Windows 10 passed a pair of milestones over the last two weekends, breaking the 10% usage share bar 10 days ago, then the 11% mark on Sunday, according to measurements by Irish analytics firm StatCounter.
More importantly to Microsoft's plans for the new OS, Windows 10's growth has kicked back into a higher gear, pushing week-over-week gains to a level not seen since late August.
By Monday, 90 days after Windows 10's July 29 debut, the operating system's usage share -- an indication of online activity because it's based on website page views -- had topped 10% on two occasions and edged above 11% once.
Those spikes all came on weekends, when Windows 10 has been used the most, a trend common to any new edition of Windows. First adopters are almost exclusively consumers, with usage spiking on Saturdays and Sundays when they're free to use their home PCs rather than being locked into an older OS on a corporate machine.
Peaks notwithstanding, StatCounter's data also showed a trend more critical to Windows 10's long-term success: A second "wave" of usage growth.
Computerworld has charted the average week-over-week increases in usage share for Windows 10 since its debut, calculating the results using seven-day rolling averages to eliminate daily fluctuations. A month ago, that showed a two-week growth wave which, after hitting a trough on Sept. 20, crested on Sept. 26 before slowly falling to the next low point on Oct. 3.
A second and more sustained wave of week-over-week gains began on Oct. 11, peaked on Oct. 22-23, and doesn't appear to have bottomed yet.
In the latest wave, the largest week-over-week gains -- more than half a percentage point -- were Windows 10's biggest since around a month after its launch, when it was being snapped up by consumers.
Charting usage share for Windows 10 is one thing, but explaining it is quite another: Outside Microsoft's HQ, reasons for the increases are only guesswork.
It may have simply been a more active stretch for Windows 10 users -- more online activity, in other words -- or due to consumers swapping out older PCs for new systems that came equipped with Windows 10. Or it may have signaled that Microsoft continues to pull the upgrade trigger on more machines running Windows 7 or Windows 8.1.
Users of those operating systems have been allowed to "reserve" an upgrade since June. Microsoft then pre-loads the Windows 10 upgrade bits -- as much as 6GB worth -- to those devices, but staggers the notifications displayed on customers' computers to alleviate server overload.

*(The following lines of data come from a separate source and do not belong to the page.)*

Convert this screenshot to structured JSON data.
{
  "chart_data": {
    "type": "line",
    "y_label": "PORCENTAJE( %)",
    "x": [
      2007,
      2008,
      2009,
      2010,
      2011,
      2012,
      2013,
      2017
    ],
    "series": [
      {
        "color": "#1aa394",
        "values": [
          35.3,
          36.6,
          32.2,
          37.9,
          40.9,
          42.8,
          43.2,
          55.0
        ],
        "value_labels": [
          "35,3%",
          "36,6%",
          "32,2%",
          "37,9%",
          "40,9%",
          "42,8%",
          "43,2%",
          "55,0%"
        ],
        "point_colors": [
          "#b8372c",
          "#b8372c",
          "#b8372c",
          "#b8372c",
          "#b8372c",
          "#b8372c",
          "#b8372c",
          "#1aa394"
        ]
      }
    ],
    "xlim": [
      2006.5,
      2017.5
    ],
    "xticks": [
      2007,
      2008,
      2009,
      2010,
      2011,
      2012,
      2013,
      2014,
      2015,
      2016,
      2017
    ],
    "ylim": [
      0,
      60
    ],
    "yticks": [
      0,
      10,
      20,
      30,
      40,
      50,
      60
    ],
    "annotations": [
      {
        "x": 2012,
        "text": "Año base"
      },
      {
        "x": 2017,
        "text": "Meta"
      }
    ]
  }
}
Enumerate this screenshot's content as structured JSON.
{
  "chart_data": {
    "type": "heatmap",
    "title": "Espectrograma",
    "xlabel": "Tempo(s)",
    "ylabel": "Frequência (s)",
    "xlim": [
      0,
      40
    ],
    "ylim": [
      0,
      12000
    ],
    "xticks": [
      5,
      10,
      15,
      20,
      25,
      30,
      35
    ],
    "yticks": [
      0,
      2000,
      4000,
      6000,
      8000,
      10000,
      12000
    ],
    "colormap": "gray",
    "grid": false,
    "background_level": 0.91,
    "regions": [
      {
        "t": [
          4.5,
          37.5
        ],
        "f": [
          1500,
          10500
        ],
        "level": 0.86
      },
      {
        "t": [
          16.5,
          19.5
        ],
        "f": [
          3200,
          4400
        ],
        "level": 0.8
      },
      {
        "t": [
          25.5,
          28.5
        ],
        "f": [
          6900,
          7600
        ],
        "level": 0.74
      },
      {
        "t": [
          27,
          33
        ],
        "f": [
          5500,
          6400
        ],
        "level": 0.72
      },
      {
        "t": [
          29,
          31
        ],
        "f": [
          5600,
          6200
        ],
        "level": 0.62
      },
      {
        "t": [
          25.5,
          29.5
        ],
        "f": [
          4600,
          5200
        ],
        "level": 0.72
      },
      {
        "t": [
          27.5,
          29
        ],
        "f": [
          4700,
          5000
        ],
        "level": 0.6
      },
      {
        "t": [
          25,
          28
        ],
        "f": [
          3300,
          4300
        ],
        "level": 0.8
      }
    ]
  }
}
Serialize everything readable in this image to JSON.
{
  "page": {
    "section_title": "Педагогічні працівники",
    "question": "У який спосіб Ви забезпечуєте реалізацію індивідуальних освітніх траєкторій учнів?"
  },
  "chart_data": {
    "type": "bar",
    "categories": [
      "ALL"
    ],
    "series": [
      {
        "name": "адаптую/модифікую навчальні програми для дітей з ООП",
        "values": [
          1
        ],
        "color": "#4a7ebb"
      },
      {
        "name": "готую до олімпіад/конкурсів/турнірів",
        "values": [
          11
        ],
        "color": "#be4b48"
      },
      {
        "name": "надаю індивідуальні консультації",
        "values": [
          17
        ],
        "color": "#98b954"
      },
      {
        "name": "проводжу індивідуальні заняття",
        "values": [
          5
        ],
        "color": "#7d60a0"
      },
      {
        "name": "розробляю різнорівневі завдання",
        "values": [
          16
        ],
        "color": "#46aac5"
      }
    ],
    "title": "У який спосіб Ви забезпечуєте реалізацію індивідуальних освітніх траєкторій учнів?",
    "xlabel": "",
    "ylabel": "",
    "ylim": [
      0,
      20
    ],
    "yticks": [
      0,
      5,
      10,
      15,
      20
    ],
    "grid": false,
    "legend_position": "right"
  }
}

The company has been silent on the mechanics of the rate at which it has upgraded customers' PCs, and mum on how long the process of pushing Windows 10 to those who asked for it will ultimately take.
Microsoft has been trying other tactics, however, to boost Windows 10 adoption among consumers with older devices, and the upsurge in usage may have been caused, if in part, by those maneuvers.
The most controversial of the alternate approaches has been to pre-load the upgrade bits on PCs whose owners have not requested Windows 10, then nag them into triggering the migration using Windows Update. In some cases, the company blocks users from installing security updates without first upgrading to Windows 10.
Earlier this month, Microsoft set Windows 10 upgrades to automatically download and begin installation on Windows 7 and 8.1 machines -- a process people could cancel if they paid attention -- but then backed away from the practice when it became public, saying that it had been a mistake.
Other explanations for the upsurge in usage may include the partnerships that Microsoft struck with several large Chinese companies this fall, including Baidu, the People's Republic of China's largest search engine, to promote Windows 10 and make upgrading PCs there simpler.
A counter on the Baidu website dedicated to Windows 10 upgrades -- which leads to a download of the "Windows 10 Express" application -- now stands at over 686,000. Three weeks ago that counter tallied about half as many downloads of the app, which checks the PC for upgrade eligibility, runs a system scan to ensure the machine is able to handle the new OS and then begins retrieving the upgrade.
Windows 10's usage share remains higher than Windows 7's at the same post-release point, and the gap, once closing rapidly because Windows 7 launched later on the calendar and accumulated impressive gains around the 2009 holidays, has recently widened. As of today, Windows 10 was ahead of Windows 7 by about 1.4 percentage points, or three to four weeks' worth of growth.